If you are a 0L reading this, observe Theo’s cocky, nonchalant attitude. Look familiar, Ms. soon-to-be 1L of Garbage School of Law? That’s right – you’re gunning to graduate at the top of your class and get that coveted $160,000 per year associate position and show everyone that you’re special.

Just for today, I’ll grant your wish. Let’s say you graduate at the top of your class at your bullshit “Top-30” law school and you accept an offer from BigLaw at a salary of $162,000 per year or $13,500 per month. Of course, like most of your classmates, you fully financed your education through student loans. For the sake of simplicity, let’s suppose your student loan balance is $250,000 which includes undergrad and interest accrues at $20,000 per year. You’re also single with no one to support, like family and children.

Now for the law school apologists and hair-splitters out there, I know that everyone’s situation is different and a lot of variables come into play – such as lifestyle choices, family support, family size, etc. With that being said, I don’t give a shit. This is my blog and I’ll make up whatever I want. I should also point out for most people, this post is pure fantasy because by definition, 90% of law school graduates will not graduate in the top 10% of their class and for that reason alone, their resume will not even be considered by Biglaw firms.

So lets look at your $13,500 per month Biglaw paycheck and break it down.

  • Gross Pay – $13,500
  • Less Health Care Deduction (Medical, Dental, Vision, etc.) – $400
  • Less Retirement Contribution – $1,000
  • Less State Tax Withholding – $1,300
  • Less Federal Tax Withholding – $2,750
  • Take Home Pay – $8,050 per month

$8,050 per month take home….Wow…that’s great compared to your friends who aren’t taking home shit because their lazy asses are unemployed. But keep in mind these BigLaw salaries are only available in urban cities like New York, Los Angeles, Chicago, etc. where the cost of living is expensive. There is no Biglaw in Smallville. So now let’s look at a reasonable estimate of monthly expenses. I’ll be pretty generous here and assume you are not making car loan payments.
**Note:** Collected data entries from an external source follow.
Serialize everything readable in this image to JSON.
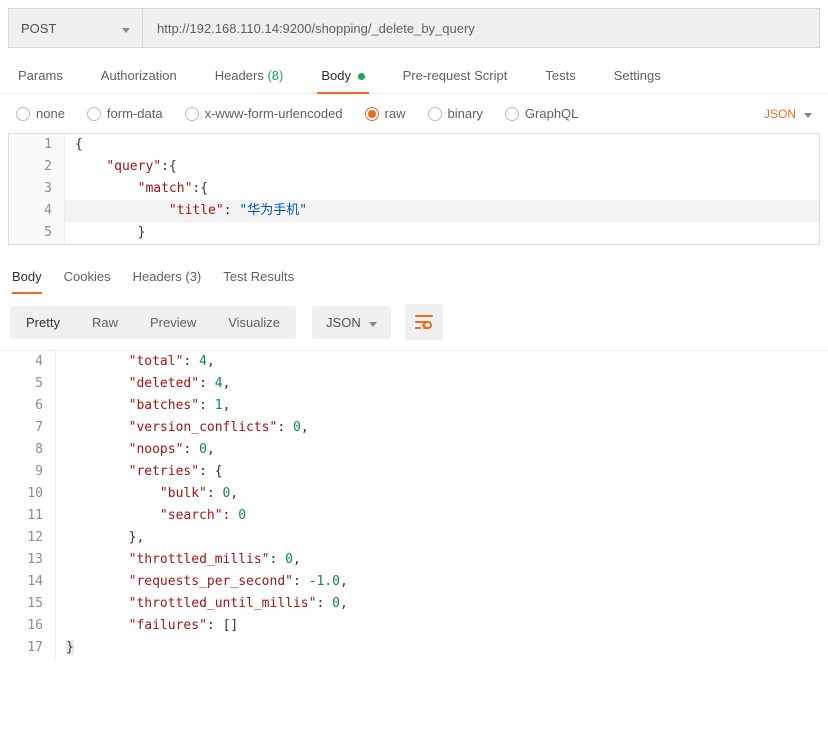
{
  "request": {
    "method": "POST",
    "url": "http://192.168.110.14:9200/shopping/_delete_by_query"
  },
  "tabs": {
    "params": "Params",
    "authorization": "Authorization",
    "headers": "Headers",
    "headers_count": "(8)",
    "body": "Body",
    "prerequest": "Pre-request Script",
    "tests": "Tests",
    "settings": "Settings"
  },
  "body_types": {
    "none": "none",
    "form_data": "form-data",
    "urlencoded": "x-www-form-urlencoded",
    "raw": "raw",
    "binary": "binary",
    "graphql": "GraphQL"
  },
  "raw_format": "JSON",
  "request_body": {
    "l1": "{",
    "l2_key": "\"query\"",
    "l3_key": "\"match\"",
    "l4_key": "\"title\"",
    "l4_val": "\"华为手机\"",
    "l5": "}"
  },
  "response_tabs": {
    "body": "Body",
    "cookies": "Cookies",
    "headers": "Headers",
    "headers_count": "(3)",
    "test_results": "Test Results"
  },
  "response_toolbar": {
    "pretty": "Pretty",
    "raw": "Raw",
    "preview": "Preview",
    "visualize": "Visualize",
    "format": "JSON"
  },
  "response_body": {
    "lines": [
      {
        "n": "4",
        "indent": 2,
        "key": "\"total\"",
        "val": "4",
        "type": "num",
        "comma": true
      },
      {
        "n": "5",
        "indent": 2,
        "key": "\"deleted\"",
        "val": "4",
        "type": "num",
        "comma": true
      },
      {
        "n": "6",
        "indent": 2,
        "key": "\"batches\"",
        "val": "1",
        "type": "num",
        "comma": true
      },
      {
        "n": "7",
        "indent": 2,
        "key": "\"version_conflicts\"",
        "val": "0",
        "type": "num",
        "comma": true
      },
      {
        "n": "8",
        "indent": 2,
        "key": "\"noops\"",
        "val": "0",
        "type": "num",
        "comma": true
      },
      {
        "n": "9",
        "indent": 2,
        "key": "\"retries\"",
        "val": "{",
        "type": "brace",
        "comma": false
      },
      {
        "n": "10",
        "indent": 3,
        "key": "\"bulk\"",
        "val": "0",
        "type": "num",
        "comma": true
      },
      {
        "n": "11",
        "indent": 3,
        "key": "\"search\"",
        "val": "0",
        "type": "num",
        "comma": false
      },
      {
        "n": "12",
        "indent": 2,
        "key": "",
        "val": "}",
        "type": "brace",
        "comma": true
      },
      {
        "n": "13",
        "indent": 2,
        "key": "\"throttled_millis\"",
        "val": "0",
        "type": "num",
        "comma": true
      },
      {
        "n": "14",
        "indent": 2,
        "key": "\"requests_per_second\"",
        "val": "-1.0",
        "type": "num",
        "comma": true
      },
      {
        "n": "15",
        "indent": 2,
        "key": "\"throttled_until_millis\"",
        "val": "0",
        "type": "num",
        "comma": true
      },
      {
        "n": "16",
        "indent": 2,
        "key": "\"failures\"",
        "val": "[]",
        "type": "brace",
        "comma": false
      },
      {
        "n": "17",
        "indent": 0,
        "key": "",
        "val": "}",
        "type": "brace",
        "comma": false
      }
    ]
  }
}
  • Apartment Rental – $1,300 (minimum)
  • Utilities – $300 (minimum)
  • Auto or Public Transportation Expenses – $400
  • Food – $1,000 (You’ll get used to eating out all the time when you’re stuck at the office during those 80 hour work weeks)
  • Entertainment – $400 (good luck getting out of the office)
  • Net leftover – $4,750

You have $4,750 left over after expenses. That’s super. Now let’s talk about student loans. According to most debt repayment calculators, a $250,000 total student loan debt can be paid off in 10 years by paying about $3,000 per month (which leaves $1,750 left over for savings). On a 25 year plan, you pay about $1,900 per month ($2,850 left over for savings).

I’ll leave it at that. I know a lot of people who spend a lot more money than what I posted above. And some spend less.

The point is that even with a large Biglaw salary, you will most likely end up paying your student loans for a very long time. Even though your income may increase on a yearly basis, so will your expenses. Especially if you decide to get married, have children or buy a house. If you’re lucky enough to stay in Biglaw for a few years and get the annual raise and bonuses, you may be able to pay off your student loans pretty quickly with some deferred gratification and financial discipline.

And there is a very real possibility that you will get laid off or fired which will most likely result in prolonged unemployment or a big pay cut. Now that will really fuck up your financial future.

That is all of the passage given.